Une "utopie" qui subsiste 130 ans après: entre ses bancs en bois et sa scène ouverte sur la nature, le Théâtre du Peuple, symbole de la décentralisation culturelle, attire toujours son public dans un village des Vosges, loin des grandes scènes parisiennes.
Dès le 15 juin, journée "portes ouvertes" de l'institution, de nombreux visiteurs se sont pressés sur les bancs en bois du théâtre, dont le fond de scène, qui en fait la renommée, est ouvert sur le vert de la forêt vosgienne.
Pour les enfants de Bussang, "c'était un monde magique, le Théâtre du Peuple", se remémore auprès de l'AFP Céline Parmentier, 50 ans. Dans les années 1980, elle vendait des prospectus sur le parking, et y a été bénévole. Elle tenait à être là pour cet anniversaire, accompagnée de ses enfants.
Partie vivre loin de Bussang, elle a constaté par la suite que "beaucoup de gens connaissent le Théâtre du Peuple, même mieux que les locaux".

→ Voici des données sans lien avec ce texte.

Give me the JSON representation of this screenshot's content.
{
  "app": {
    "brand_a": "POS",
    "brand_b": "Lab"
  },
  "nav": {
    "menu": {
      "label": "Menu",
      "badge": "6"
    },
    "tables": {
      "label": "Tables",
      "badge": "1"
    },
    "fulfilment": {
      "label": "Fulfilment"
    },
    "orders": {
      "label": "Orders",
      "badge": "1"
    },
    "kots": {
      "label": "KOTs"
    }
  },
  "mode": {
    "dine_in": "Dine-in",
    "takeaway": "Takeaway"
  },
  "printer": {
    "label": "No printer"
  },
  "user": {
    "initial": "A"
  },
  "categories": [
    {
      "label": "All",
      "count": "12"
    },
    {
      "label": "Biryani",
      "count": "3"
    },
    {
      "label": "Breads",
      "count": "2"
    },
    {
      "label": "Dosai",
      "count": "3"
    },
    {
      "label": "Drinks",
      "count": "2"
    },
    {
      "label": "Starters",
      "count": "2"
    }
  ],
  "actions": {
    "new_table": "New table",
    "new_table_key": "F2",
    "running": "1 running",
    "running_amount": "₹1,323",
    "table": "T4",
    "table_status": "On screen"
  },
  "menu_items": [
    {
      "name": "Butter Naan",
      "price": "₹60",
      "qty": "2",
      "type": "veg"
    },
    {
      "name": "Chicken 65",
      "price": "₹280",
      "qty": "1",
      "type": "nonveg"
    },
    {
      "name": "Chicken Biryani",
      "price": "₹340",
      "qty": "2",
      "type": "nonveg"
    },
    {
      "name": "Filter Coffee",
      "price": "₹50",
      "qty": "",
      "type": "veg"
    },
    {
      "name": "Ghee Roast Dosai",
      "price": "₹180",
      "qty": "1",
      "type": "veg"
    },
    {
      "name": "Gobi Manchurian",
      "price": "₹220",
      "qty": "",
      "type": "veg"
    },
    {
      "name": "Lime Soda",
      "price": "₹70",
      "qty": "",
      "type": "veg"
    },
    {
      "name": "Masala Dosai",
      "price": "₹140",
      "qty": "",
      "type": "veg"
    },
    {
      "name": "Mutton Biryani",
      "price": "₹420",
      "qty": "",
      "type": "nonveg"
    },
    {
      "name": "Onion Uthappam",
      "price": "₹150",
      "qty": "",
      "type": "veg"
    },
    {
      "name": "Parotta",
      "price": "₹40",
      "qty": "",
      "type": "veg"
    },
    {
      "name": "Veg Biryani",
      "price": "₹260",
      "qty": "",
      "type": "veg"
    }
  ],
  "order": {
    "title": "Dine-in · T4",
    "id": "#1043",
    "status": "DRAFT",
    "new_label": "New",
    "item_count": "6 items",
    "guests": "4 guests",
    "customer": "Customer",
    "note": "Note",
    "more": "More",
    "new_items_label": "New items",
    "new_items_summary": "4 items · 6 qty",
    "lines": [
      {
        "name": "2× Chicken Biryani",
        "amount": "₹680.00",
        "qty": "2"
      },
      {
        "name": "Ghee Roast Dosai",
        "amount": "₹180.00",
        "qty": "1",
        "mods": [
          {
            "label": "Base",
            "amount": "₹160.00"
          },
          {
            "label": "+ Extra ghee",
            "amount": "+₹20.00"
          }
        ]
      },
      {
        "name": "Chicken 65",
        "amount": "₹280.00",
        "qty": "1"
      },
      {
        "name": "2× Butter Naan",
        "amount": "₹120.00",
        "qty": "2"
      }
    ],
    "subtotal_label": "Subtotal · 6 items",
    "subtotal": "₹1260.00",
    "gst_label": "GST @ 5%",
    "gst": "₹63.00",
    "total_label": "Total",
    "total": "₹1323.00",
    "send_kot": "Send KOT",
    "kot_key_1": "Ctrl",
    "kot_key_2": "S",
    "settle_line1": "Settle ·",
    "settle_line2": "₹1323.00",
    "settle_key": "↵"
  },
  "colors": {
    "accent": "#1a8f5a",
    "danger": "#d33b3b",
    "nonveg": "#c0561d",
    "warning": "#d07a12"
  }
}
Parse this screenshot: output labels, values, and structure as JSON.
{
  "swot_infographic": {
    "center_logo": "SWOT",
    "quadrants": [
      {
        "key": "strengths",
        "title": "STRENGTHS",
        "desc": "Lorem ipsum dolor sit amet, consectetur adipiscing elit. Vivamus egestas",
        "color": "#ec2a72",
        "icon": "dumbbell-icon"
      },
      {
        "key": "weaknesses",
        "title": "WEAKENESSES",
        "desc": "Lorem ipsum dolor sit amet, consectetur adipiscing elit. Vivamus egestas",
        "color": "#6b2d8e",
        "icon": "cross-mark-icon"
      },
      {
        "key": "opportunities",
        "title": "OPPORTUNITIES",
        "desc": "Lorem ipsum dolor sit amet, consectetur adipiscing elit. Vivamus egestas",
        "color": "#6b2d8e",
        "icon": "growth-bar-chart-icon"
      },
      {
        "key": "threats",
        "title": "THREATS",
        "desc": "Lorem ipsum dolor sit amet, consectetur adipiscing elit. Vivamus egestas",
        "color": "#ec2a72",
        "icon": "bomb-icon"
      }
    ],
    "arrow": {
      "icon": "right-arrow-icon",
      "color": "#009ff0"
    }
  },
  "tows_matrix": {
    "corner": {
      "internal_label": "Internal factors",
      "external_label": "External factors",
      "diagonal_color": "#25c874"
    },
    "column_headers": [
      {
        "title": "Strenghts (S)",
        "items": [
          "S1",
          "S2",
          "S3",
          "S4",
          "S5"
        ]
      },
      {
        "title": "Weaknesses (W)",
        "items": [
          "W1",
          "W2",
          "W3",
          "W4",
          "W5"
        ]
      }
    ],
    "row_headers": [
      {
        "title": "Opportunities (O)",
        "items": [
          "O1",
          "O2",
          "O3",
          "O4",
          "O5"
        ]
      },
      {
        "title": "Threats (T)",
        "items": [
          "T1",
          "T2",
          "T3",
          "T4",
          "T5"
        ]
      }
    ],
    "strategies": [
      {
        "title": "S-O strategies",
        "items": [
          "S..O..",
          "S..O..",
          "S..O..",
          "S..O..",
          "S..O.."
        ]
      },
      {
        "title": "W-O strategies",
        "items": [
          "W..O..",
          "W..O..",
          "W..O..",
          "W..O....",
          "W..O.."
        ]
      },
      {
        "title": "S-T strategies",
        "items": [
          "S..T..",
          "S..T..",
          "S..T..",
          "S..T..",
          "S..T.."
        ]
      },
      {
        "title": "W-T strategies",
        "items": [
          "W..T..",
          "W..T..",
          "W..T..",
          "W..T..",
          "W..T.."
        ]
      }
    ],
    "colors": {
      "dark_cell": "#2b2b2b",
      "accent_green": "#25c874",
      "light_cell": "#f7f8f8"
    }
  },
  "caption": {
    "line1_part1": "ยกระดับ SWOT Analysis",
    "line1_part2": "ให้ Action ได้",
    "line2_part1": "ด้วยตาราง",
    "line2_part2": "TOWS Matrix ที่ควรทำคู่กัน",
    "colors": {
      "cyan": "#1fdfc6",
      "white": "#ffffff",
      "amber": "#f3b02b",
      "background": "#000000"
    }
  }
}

Annoncée comme l'année du "jubilé", 2025 est l'occasion, pour Julie Delille, arrivée à la tête du théâtre en octobre 2023, de concrétiser son "désir" de renouer entre le lieu et le village de 1.300 habitants.
- "Utopie vivante" -
Le Théâtre du Peuple est avant tout un symbole de la décentralisation culturelle, créé par Maurice Pottecher (1867-1960) dans son village natal.
Auteur, metteur en scène et acteur, Maurice Pottecher rêve, à la fin du XIXe, de proposer un théâtre "par l'art, pour l'humanité", devise aujourd'hui encore gravée sur les murs de l'institution.

L'intérieur du "Théâtre du peuple" à Bussang, le 29 juillet 2022 dans les Vosges
JEAN-CHRISTOPHE VERHAEGEN - AFP/Archives
Cette année, un "feuilleton théâtral" en six pièces d'une heure raconte l'histoire du Théâtre du Peuple.
La création du lieu en 1895 était "un acte politique extrêmement fort" de Camille et Maurice Pottecher, rappelle Alix Fournier-Pittaluga, co-autrice avec Paul Francesconi de ce feuilleton baptisé "Hériter des brumes, la folle histoire du Théâtre du Peuple".
Entre la fin du XIXe et le début du XXe siècle, de nombreuses expériences de théâtre populaire ont émergé un peu partout, et notamment dans les Vosges, mais "Bussang est le seul qui a subsisté" dans le coin, rappelle Mme Fournier-Pittaluga.
Les deux auteurs ont fouillé dans les archives de l'institution pour en raconter le passé et les périodes de doute.
"On annonçait la fin de cette scène hors du commun en 1940, lorsque le lieu était criblé d'obus, mais les gens du coin sont revenus et ont dit: 'On repart'" sourit Julie Delille.
- "Magique" -
La troupe du Théâtre du Peuple se renouvelle tous les ans. Elle est composée de deux tiers d'acteurs amateurs.
Igor Igrok est l'un d'eux: habitant près de Metz, ce Lorrain de 60 ans a encore "un souvenir très vif en 77-78 d'avoir vu Roméo et Juliette ici" lorsqu'il était adolescent.

L'entrée du "Théâtre du peuple" à Bussang, le 29 juillet 2022 dans les Vosges
JEAN-CHRISTOPHE VERHAEGEN - AFP/Archives
"C'est un lieu extraordinaire, ne serait-ce que déjà par cette ouverture vers la nature à l'arrière" de la scène, sourit-il. "Je suis allé dans plusieurs salles, je n'ai jamais eu cette émotion (...) c'est quand même un lieu magique".
Le feuilleton théâtral mais aussi d'autres événements comme les journées du matrimoine en septembre doivent rappeler la place qu'ont joué les femmes dans l'histoire du théâtre, sous l'impulsion de Julie Delille, première femme à diriger l'institution classée monument historique depuis 1976.
L'été dernier, 28.000 spectateurs ont rempli les 850 places de ce lieu pas comme les autres, où "l'architecture, l'ambiance, le fait qu'il y ait un avant et un après" les représentations charme beaucoup, comme le souligne Marie, une retraitée vosgienne qui n'a pas donné son patronyme et y vient tous les ans.
Il est aussi question de réfléchir à la société actuelle: un tel projet pourrait-il sortir de terre en 2025?
"Ce nom est magnifique, Théâtre du Peuple. Il porte en lui un projet, une utopie dont on peut considérer qu'elle ne devrait plus être une utopie", estime le metteur en scène Sylvain Maurice. "On ne travaille pas pour une élite."